In Bugg v DPP [1993] QB 473, Woolf LJ distinguished between challenges to substantive validity where the instrument founding the prosecution was "bad on its face", and challenges to procedural validity. The former might be made as a defence in criminal proceedings; the latter could only be made by proceedings for judicial review.

Two questions of principle arose. First, did the entitlement to challenge the substantive validity of subordinate legislation in criminal proceedings extend to an administrative decision made pursuant to that subordinate legislation? Second, what was the proper mode of challenge to the substantive validity of subordinate legislation or an associated administrative decision which was not bad on its face?

Normally a statutory power to regulate an activity did not without more include a power totally to prohibit it. Bylaw 20 did not prohibit smoking. It merely enabled the Board to enforce such no smoking policy as it decided, providing it exhibited the appropriate notices. There could, it seemed, be no complaint about the bylaw itself.

As to the policy of total prohibition, it could not be said that the decision in question was bad on its face. Mr Boddington was not charged with smoking in contravention of a general policy; he was charged with smoking in a part of a train where the Board, by exhibiting a notice, had forbidden smoking.

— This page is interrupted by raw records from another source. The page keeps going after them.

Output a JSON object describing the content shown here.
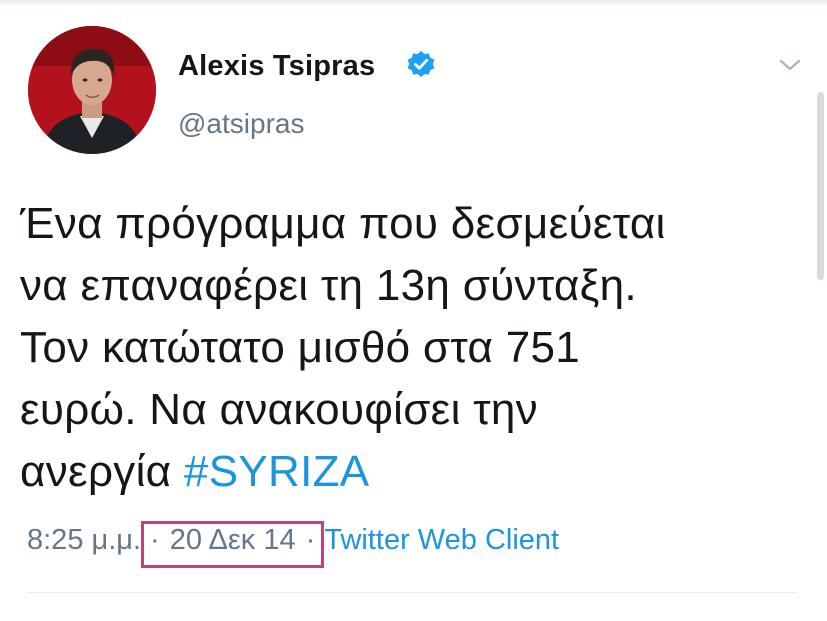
{
  "user": {
    "display_name": "Alexis Tsipras",
    "handle": "@atsipras",
    "verified": true
  },
  "tweet": {
    "lines": [
      "Ένα πρόγραμμα που δεσμεύεται",
      "να επαναφέρει τη 13η σύνταξη.",
      "Τον κατώτατο μισθό στα 751",
      "ευρώ. Να ανακουφίσει την",
      "ανεργία "
    ],
    "hashtag": "#SYRIZA"
  },
  "meta": {
    "time": "8:25 μ.μ.",
    "separator": "·",
    "date": "20 Δεκ 14",
    "client": "Twitter Web Client"
  },
  "icons": {
    "verified": "verified-badge-icon",
    "menu": "chevron-down-icon"
  },
  "colors": {
    "link": "#1b95e0",
    "secondary_text": "#657786",
    "primary_text": "#14171a",
    "highlight_box": "#c0427a",
    "avatar_background": "#b3121c"
  }
}
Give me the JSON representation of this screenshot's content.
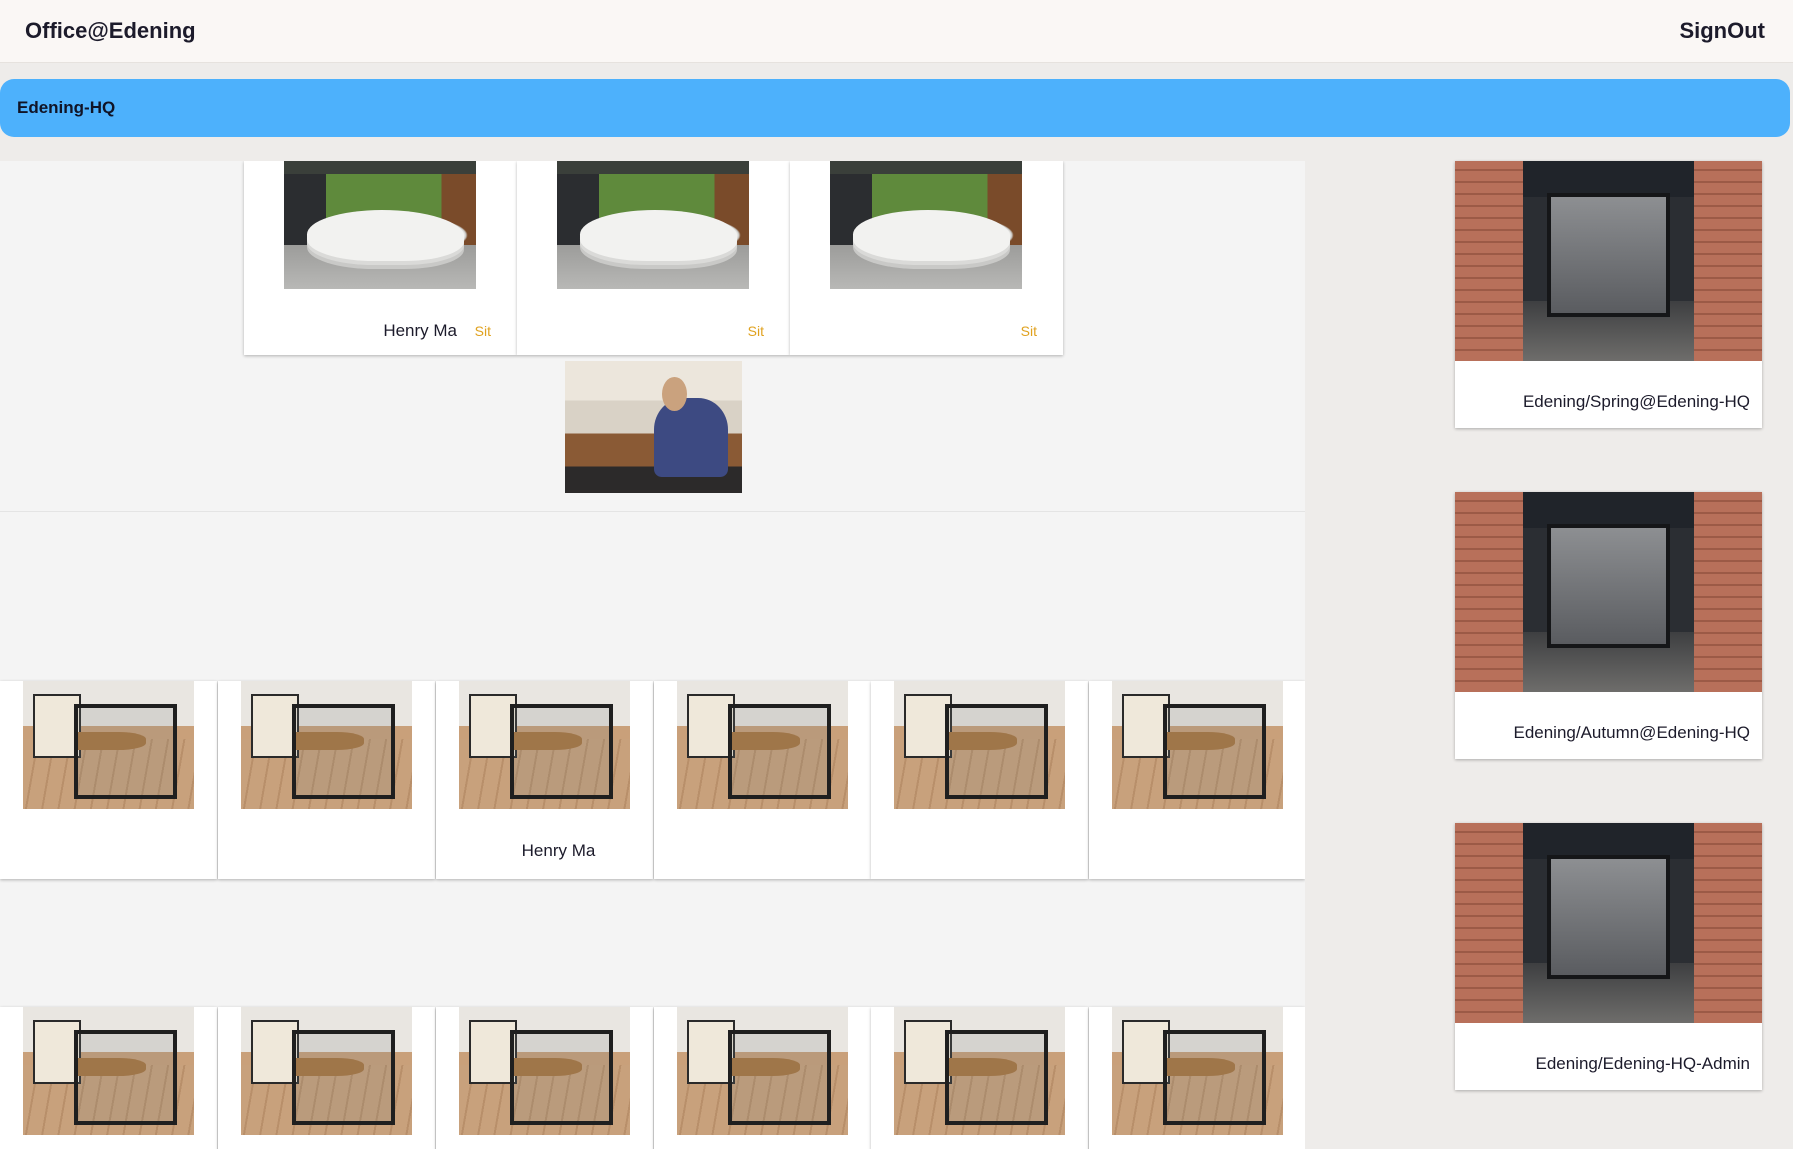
{
  "header": {
    "brand": "Office@Edening",
    "signout": "SignOut"
  },
  "location": {
    "name": "Edening-HQ"
  },
  "reception": {
    "seats": [
      {
        "name": "Henry Ma",
        "action": "Sit"
      },
      {
        "name": "",
        "action": "Sit"
      },
      {
        "name": "",
        "action": "Sit"
      }
    ]
  },
  "cubicles_row1": [
    {
      "name": ""
    },
    {
      "name": ""
    },
    {
      "name": "Henry Ma"
    },
    {
      "name": ""
    },
    {
      "name": ""
    },
    {
      "name": ""
    }
  ],
  "cubicles_row2": [
    {
      "name": ""
    },
    {
      "name": ""
    },
    {
      "name": ""
    },
    {
      "name": ""
    },
    {
      "name": ""
    },
    {
      "name": ""
    }
  ],
  "rooms": [
    {
      "label": "Edening/Spring@Edening-HQ"
    },
    {
      "label": "Edening/Autumn@Edening-HQ"
    },
    {
      "label": "Edening/Edening-HQ-Admin"
    }
  ]
}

Second, and more importantly, even if the bylaw had expressly permitted the Board to communicate its prohibition in some more general way, say by notices in the press or at train stations, the vires of such general prohibition, including questions of rationality and fairness, as distinct from the bylaw itself, could not be left for individual determination in criminal proceedings as they arose.

To permit the criminal courts to embark on a wide-ranging examination as to the vires of administrative decisions not invalid on their face or, worse, as to their rationality, would be to beckon chaos.

Accordingly, Mr Boddington was not entitled to challenge by way of defence in the criminal proceedings before the magistrate the substantive validity of the prohibition, either as a matter of construction of section 67 and bylaw 20, or as to whether it was irrational. The proper proceedings for their determination should have been by way of judicial review.